Thanks so much for all feedback on yesterday’s post about the WI collaboration with Hobbycraft. I’m ploughing through the emails, and will respond to everyone. You can read some of the responses on my twitter feed and in the comments on yesterday’s post.
In the interests of fairness, tomorrow I’ll be sharing some of my favourite designs made using man made fibres, but today I’m sharing a few of my makes which show off some fabulous British wool and wool blends.
Just for the record, my interpretation of “British” wool means that the fleece grew on the back of a British sheep and that will always be my first choice for personal projects. However, there are some fabulous independent spinners and dyers doing amazing stuff with natural fibres and I shall definitely write about those in the future.
First up is this “work in progress”, a plain sock which is on the needles at the moment. I like my socks plain, simple and a perfect fit in a good quality yarn. This Signature 4 ply from West Yorkshire Spinners definitely fits the bill and priced at £7.20 for 400m (a 100g ball) it compare favourably with other commercial sock yarns. I’ve got a bit of a WYS “thing” going at the moment, you may recall the beautiful mohair wrap I made at Easter. They do a great range of DK and Aran weights and are reasonably priced. The Aire Valley DK washes particularly well and is great for kids wear.

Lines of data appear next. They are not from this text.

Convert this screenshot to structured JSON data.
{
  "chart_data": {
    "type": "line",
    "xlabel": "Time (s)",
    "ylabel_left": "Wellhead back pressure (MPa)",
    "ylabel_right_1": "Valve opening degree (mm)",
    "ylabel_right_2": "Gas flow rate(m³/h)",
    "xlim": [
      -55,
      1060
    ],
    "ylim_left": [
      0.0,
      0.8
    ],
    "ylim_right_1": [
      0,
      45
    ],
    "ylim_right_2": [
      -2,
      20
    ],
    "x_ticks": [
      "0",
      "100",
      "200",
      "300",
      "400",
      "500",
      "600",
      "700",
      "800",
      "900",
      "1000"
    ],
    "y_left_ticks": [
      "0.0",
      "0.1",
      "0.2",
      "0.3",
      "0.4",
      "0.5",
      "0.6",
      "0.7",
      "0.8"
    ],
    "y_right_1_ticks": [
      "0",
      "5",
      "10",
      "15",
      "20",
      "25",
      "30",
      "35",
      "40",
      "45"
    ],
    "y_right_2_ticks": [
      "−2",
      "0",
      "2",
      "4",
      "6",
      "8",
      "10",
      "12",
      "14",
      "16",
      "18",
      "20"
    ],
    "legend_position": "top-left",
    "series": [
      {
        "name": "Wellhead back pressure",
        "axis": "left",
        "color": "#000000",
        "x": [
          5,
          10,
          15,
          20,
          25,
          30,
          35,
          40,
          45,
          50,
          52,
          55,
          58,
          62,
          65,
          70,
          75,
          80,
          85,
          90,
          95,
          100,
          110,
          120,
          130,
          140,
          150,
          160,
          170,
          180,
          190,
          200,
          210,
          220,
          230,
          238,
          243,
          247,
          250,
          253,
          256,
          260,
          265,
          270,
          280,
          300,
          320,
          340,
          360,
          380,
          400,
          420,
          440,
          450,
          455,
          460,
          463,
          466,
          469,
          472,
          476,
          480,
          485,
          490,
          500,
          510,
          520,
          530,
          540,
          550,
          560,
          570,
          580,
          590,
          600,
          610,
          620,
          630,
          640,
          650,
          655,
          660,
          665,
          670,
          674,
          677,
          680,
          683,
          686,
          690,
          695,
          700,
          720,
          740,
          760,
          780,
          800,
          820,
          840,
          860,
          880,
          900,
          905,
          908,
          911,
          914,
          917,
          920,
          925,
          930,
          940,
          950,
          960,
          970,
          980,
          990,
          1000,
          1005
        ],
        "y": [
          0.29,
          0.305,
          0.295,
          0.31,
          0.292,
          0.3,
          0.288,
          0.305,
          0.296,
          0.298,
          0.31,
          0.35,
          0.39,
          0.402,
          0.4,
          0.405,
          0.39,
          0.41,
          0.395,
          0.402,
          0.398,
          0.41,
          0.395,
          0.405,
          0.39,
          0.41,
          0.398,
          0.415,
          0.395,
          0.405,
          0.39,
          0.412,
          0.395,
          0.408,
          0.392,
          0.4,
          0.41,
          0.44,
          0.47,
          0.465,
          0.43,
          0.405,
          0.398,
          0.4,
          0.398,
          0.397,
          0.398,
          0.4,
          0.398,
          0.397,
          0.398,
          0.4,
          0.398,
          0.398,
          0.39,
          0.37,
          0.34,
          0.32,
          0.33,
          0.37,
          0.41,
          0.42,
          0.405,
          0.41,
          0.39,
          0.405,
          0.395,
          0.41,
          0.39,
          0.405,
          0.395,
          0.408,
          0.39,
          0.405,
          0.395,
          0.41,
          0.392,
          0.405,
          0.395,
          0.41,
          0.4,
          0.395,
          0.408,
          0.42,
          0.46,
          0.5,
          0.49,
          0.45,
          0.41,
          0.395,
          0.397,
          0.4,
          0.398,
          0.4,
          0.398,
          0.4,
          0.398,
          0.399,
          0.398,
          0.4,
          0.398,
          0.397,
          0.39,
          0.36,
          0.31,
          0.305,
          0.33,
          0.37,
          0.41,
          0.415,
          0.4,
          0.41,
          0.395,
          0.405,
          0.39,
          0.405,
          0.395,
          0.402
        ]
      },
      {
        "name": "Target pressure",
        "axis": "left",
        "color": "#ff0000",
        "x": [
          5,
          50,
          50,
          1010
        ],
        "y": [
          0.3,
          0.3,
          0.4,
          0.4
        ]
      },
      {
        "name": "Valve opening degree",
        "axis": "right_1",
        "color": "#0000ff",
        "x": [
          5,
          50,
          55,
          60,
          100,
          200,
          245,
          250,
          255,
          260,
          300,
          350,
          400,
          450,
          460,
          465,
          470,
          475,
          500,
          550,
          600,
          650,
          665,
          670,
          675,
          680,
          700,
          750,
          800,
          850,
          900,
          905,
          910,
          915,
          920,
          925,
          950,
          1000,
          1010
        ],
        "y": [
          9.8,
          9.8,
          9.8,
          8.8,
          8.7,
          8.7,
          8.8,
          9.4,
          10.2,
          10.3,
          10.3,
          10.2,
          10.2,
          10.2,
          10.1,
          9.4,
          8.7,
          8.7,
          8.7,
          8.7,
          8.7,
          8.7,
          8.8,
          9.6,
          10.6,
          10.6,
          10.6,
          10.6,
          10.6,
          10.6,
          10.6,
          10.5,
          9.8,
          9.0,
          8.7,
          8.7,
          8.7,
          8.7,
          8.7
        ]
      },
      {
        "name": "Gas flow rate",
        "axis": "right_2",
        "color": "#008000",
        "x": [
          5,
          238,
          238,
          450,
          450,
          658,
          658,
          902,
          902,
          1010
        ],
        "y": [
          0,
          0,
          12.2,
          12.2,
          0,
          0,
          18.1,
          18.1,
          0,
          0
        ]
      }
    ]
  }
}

Willow Shawl, pattern and photo Credit Vicki Magnus, full details on Ravelry (click on the photo to be redirected to Ravelry))
A long time favourite dyer of mine is Vicki Magnus of Eden Cottage Yarns,lots of my personal projects are made in her gorgeous yarns. Among her British yarns is the new MIlburn 4 ply. ( a blend of Blue Faced Leicester and silk), I can’t wait to treat myself to a skein. Vicki kindly gave permission to use the photo above. You can find the pattern details and download on her Ravelry page.
It’s always a bonus when an editor supports my choice for British yarn and these gorgeous wrist warmers in two beautiful shades of New Lanark DK first appeared in Love Crochet last year. This yarn definitely falls into the “super value” category and comes in a great range of colours. If you’re not familiar with New Lanark, do visit the website and drool over the amazing shades. A visit is highly recommended too!
Of course, I’m lucky to have such great editors, Knit Now for example have done great stuff in supporting and promoting British yarns (if you’re looking for more British yarn suppliers, take a look at the current issue which has plenty of adverts for British yarn suppliers).
One of my all time favourite shoots has to be this simple ear warmer from Inside Crochet. Made using two balls of Erika Knight’s British Blue yarn it is just adorable and really shows off the subtle shades and soft yarn Erika Knight has become known for. Ideal for baby knits and for colour work, the 25g balls are the perfect size for little treats and fair isle projects.
Photo Credit: Britt Spring for Inside Crochet (c) Tailormade Publishing
I’m often drawn to the colour and texture of a yarn and that often influences a design. The two shades of British Blue I used here are “Milk Chocolate” and “Steve”, other yarns in the range include “Mouse” and “Iced Gem” and are equally beautiful.
Another great value and beautiful yarn which I recently discovered comes from Devon. Lily Warne wools (cheaper, by the way, than the Hobbycraft Heritage yarn I talked about yesterday). Sold in DK and Aran weights the colour range can best be described as “scrumptious”. I’ve had great fun playing with different colour ways and I’ll have a project and pattern to share soon. Do take a look at Paula’s website, you can buy yarn and patterns direct or check out the list of stockists.
Photo Credit Lily Warne Wools. (Click on the photo to visit the website)
I just adore this photo and the super cute lambs steal the show!
Finally, I can’t write a post on British wool with a word for the producers. The farmers, shepherds, shearers and companies that provide us with one of the most beautiful, versatile and durable of fibres. Without healthy, happy sheep we wouldn’t have such beautiful yarns. So, thank you to everyone out on the fells at this time of year. If you’re interested to know more about the life of a shepherdess, I can throughly recommend you take a look at Alison O’Neill’s website. The neighbour of a friend of mine, she writes and records her life in the Howgills with humour and honesty.
Photo Kindly provided by Mike Glover to promote Kendal Wool Gathering. Click on the photo to visit the website.
I could write all morning about the gorgeous yarns, friendly suppliers and producers, but there’s really no substitute for going out and discovering British yarns for yourself. Do feel free to leave a link to your own favourites (or your own shop) in the comments and don’t fret, I know there hasn’t been a single mention for alpaca, cashmere or one of the many other beautiful fibres available. That’s a post for another day!